Si romantisme et piano constituent un tandem qui font inévitablement écho à Frédéric Chopin (1810-1849) ou à Franz Liszt (1811-1886), il faut bien admettre que leur contemporain, Charles Valentin Alkan (1813-1888) ne s’invite jamais à cette table de la mémoire. A qui la faute ?
Pour une part, à l’intéressé lui-même, qui après des débuts de compositeur et de pianiste remarqué, s’est peu à peu retiré de la société. Nonobstant, cette solitude croissante a été le ferment de son monde intérieur, mêlant l’étrange, le réalisme et l’extraordinaire.
C’est cet univers que Pascal Amoyel partage avec nous à travers ce disque. En effet, les pièces regroupées ici, telle une petite anthologie, tentent de rendre compte de toutes les facettes créatives de l’énigmatique Charles Valentin Alkan.
Visage riant que celui du Nocturne en Si Majeur, dont l’expressivité se répand d’un bout à l’autre grâce à une densité de la texture savamment organisée. Lors, il coule comme une source claire au cœur d’un petit vallon. À cet égard, l’alliance ingénieuse de la ligne mélodique et de l’accompagnement sont une des marques de fabrique du compositeur. Du reste, cette imbrication des voix conduit parfois à une impression d’entêtement, voire d’envoûtement comme dans la Barcarolle. En effet, l’on peut entendre ici un thème, construit autour d’un accord parfait mineur déployé en arpège, se prolongeant par l’accompagnement qui reprend à son compte ce même accord.
Ainsi, le trouble règne dans ce rouet où se perdent en un seul continuum les deux mains agiles du pianiste. À ce jeu, la musique file le temps jusqu’à l’illusion d’un arrêt sur image.
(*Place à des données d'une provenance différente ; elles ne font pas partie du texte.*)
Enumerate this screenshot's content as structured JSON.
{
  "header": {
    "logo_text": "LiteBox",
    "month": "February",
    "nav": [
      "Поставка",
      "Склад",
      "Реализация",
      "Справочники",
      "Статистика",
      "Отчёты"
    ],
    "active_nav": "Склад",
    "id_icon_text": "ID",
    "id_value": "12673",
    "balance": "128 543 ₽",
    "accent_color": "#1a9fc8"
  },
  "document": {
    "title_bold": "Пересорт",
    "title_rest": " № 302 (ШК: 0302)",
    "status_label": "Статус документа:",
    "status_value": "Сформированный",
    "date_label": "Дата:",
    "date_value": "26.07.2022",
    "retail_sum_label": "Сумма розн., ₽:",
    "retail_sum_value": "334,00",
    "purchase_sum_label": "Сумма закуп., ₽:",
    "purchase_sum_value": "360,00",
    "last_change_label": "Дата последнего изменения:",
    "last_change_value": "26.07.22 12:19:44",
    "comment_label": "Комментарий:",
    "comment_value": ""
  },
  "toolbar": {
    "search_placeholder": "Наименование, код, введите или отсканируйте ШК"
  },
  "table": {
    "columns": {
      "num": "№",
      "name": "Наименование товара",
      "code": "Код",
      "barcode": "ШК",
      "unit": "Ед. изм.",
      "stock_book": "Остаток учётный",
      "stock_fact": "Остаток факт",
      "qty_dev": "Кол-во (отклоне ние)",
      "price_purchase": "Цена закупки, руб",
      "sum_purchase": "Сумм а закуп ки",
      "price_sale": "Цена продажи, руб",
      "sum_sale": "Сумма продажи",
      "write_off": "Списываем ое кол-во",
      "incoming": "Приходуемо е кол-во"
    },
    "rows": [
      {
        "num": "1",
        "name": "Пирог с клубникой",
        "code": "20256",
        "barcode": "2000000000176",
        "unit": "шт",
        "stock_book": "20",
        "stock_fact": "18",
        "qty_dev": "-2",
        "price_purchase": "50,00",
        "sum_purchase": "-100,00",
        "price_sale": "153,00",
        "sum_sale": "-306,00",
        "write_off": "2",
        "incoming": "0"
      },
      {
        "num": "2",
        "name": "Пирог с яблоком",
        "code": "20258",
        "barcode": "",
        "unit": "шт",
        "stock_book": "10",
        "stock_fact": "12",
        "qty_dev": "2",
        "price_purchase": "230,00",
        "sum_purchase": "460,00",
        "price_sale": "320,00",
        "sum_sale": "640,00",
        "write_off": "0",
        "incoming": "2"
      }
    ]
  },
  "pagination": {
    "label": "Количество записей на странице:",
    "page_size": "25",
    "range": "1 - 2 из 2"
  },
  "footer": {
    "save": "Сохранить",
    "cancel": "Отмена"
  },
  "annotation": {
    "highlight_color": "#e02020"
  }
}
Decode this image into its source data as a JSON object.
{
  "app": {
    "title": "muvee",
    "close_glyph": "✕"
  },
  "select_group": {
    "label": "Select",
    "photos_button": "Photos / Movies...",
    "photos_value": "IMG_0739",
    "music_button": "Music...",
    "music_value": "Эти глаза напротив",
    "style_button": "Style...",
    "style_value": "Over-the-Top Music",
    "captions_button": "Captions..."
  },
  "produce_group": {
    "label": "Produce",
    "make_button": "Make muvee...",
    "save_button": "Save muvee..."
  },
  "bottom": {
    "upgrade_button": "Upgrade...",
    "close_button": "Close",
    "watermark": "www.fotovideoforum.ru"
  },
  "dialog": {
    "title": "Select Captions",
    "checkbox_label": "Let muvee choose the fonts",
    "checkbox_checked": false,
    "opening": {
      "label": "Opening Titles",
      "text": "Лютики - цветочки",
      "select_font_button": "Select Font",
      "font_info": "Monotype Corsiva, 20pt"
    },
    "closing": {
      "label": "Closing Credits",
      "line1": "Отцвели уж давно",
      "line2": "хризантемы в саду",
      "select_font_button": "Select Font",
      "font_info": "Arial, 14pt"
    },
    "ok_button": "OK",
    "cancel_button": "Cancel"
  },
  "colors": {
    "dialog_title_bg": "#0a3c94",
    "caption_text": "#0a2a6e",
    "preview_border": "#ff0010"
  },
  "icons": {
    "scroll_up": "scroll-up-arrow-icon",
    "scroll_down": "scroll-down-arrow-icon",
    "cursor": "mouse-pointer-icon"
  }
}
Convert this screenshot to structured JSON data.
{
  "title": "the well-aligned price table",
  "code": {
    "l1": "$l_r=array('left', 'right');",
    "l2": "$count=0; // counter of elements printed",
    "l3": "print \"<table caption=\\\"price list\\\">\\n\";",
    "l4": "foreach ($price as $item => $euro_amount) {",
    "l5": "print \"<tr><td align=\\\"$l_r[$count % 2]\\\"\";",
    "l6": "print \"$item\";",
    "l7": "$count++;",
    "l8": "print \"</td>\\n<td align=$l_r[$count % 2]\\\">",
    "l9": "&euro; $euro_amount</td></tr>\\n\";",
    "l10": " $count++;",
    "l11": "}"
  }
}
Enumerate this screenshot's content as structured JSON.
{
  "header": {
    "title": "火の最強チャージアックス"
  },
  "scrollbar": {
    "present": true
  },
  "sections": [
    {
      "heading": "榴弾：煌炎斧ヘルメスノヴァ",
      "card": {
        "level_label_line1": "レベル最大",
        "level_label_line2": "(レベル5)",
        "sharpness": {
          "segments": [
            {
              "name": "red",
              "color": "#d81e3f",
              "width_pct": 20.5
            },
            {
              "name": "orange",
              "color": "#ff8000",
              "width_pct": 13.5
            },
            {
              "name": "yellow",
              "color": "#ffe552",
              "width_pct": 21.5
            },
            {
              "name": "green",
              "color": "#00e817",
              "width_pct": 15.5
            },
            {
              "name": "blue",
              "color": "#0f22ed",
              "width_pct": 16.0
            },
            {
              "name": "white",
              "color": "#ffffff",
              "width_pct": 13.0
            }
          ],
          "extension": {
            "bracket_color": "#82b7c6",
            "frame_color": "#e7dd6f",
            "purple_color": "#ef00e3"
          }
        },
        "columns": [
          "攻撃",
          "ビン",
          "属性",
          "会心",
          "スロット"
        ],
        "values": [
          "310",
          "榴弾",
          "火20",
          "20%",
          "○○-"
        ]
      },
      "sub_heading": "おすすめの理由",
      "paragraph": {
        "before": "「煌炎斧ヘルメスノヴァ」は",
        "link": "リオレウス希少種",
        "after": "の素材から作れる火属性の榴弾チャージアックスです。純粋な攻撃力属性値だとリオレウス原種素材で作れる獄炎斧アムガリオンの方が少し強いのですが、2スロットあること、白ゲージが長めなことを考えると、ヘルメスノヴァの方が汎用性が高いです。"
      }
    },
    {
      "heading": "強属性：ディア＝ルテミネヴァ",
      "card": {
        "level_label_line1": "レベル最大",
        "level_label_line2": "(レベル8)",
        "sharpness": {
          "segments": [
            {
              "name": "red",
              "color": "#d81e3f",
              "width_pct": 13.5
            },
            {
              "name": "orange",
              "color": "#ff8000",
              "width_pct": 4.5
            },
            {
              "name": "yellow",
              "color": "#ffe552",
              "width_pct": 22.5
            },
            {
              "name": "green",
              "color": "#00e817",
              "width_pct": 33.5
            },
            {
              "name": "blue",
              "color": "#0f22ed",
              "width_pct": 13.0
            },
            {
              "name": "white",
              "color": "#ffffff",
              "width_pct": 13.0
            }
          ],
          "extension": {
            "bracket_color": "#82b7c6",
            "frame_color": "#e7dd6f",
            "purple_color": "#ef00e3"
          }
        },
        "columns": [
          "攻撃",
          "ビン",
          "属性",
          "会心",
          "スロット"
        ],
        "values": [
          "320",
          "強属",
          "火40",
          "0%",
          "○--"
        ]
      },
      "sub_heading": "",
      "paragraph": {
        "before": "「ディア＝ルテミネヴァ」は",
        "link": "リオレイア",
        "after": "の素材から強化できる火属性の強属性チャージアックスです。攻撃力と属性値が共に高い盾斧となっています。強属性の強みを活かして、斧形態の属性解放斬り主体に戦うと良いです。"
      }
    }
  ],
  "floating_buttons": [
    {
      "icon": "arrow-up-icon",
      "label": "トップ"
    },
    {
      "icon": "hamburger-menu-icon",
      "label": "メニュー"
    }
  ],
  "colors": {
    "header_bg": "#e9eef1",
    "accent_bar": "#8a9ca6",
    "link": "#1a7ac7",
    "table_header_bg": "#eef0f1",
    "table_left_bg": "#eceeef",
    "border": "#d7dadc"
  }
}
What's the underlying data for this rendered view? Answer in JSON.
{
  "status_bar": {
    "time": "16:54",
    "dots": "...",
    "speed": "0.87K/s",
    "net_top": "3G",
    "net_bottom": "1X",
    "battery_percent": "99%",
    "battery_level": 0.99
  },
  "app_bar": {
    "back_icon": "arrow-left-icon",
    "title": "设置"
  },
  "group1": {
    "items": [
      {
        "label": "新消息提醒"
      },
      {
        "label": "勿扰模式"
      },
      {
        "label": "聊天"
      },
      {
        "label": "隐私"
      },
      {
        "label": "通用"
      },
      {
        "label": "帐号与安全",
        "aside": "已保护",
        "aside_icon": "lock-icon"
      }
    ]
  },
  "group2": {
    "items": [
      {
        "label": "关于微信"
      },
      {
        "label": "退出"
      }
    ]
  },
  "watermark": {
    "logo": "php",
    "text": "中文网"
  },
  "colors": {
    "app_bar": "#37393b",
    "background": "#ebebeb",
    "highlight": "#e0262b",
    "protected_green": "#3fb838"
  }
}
La Chanson de la folle au bord de la mer nous emmène vers un univers beaucoup plus étrange encore. Cependant, mains gauche et droite sont cette fois-ci radicalement séparées. Au demeurant, un abîme s’ouvre entre l’aigu et le grave. Dès lors, l’unité que recouvre la raison est ici détruite, l’esprit s’éparpillant entre ces deux pôles. Quand la main droite chante une douce mélodie, un peu malhabile, la main gauche joue seulement deux accords répétés en boucles. À noter que l’extrême grave dans lequel évoluent ces accords les rend difficilement identifiables et s’accorde mal avec la légèreté de la mélodie. Cette dichotomie, peinture fine de la folie, touche par sa simplicité et sa poésie. Si une pointe de nostalgie transpire, c’est surtout la fascination qui l’emporte.
La Grande Sonate, composée en quatre mouvements, évoque quatre décennies de la vie d’un homme, à partir de ces 20 ans. Elle occupe une place prépondérante par son ampleur. Si le premier mouvement, très vif, ne manque pas de célébrer la fougue de la jeunesse par des figures acrobatiques vertigineuses, le deuxième mouvement, le plus long, se déroule telle une rhapsodie. Les sentiments les plus différents sont à l’honneur, de la tendresse sont à l’honneur, de la tendresse à la colère, de l’ironie à la sérénité. Qui plus est, la dernière section, richement ornée, étincelle vaillamment pour donner au mot virtuosité tout son sens. De fait, les notes virevoltent autour de formules mélodiques répétées pour flamboyer dans un feu d’artifice d’une rare splendeur.
Les quarante ans sonnent pour Charles-Valentin Alkan comme une respiration, une tranche de vie plus paisible. À ce titre, les tempi moins vifs offrent une plage de quiétude, détente bien venue après les deux premiers mouvements. Nec plus ultra, ce mouvement possède un subjuguant passage dans lequel des accords miroitent sur un rythme de cloches. Mais cinquante ans déjà arrivent, et l’inquiétude remplace le havre de paix. Après un questionnement marqué par un discours hiératique, un choral dramatique, dans la lignée de ceux de Beethoven (1770-1827), nous prend à la gorge. Alkan livre ici une version très réaliste de la vie. Ainsi ce mouvement s’achève comme en pointillé, traduction d’une perte progressive des forces vitales.
A contrario, le moins que l’on puisse dire est que Pascal Amoyel, qui compte parmi les meilleurs pianistes de sa génération, ne manque pas d’énergie pour mettre magnifiquement en lumière l’œuvre encore trop méconnue de Charles-Valentin Alkan. Son jeu extrêmement convaincant, sa musicalité et son esprit d’analyse constitue un véritable plaidoyer pour le compositeur.
Ainsi espérons-nous que ce disque contribuera à rendre à Alkan ce qui appartient à Alkan.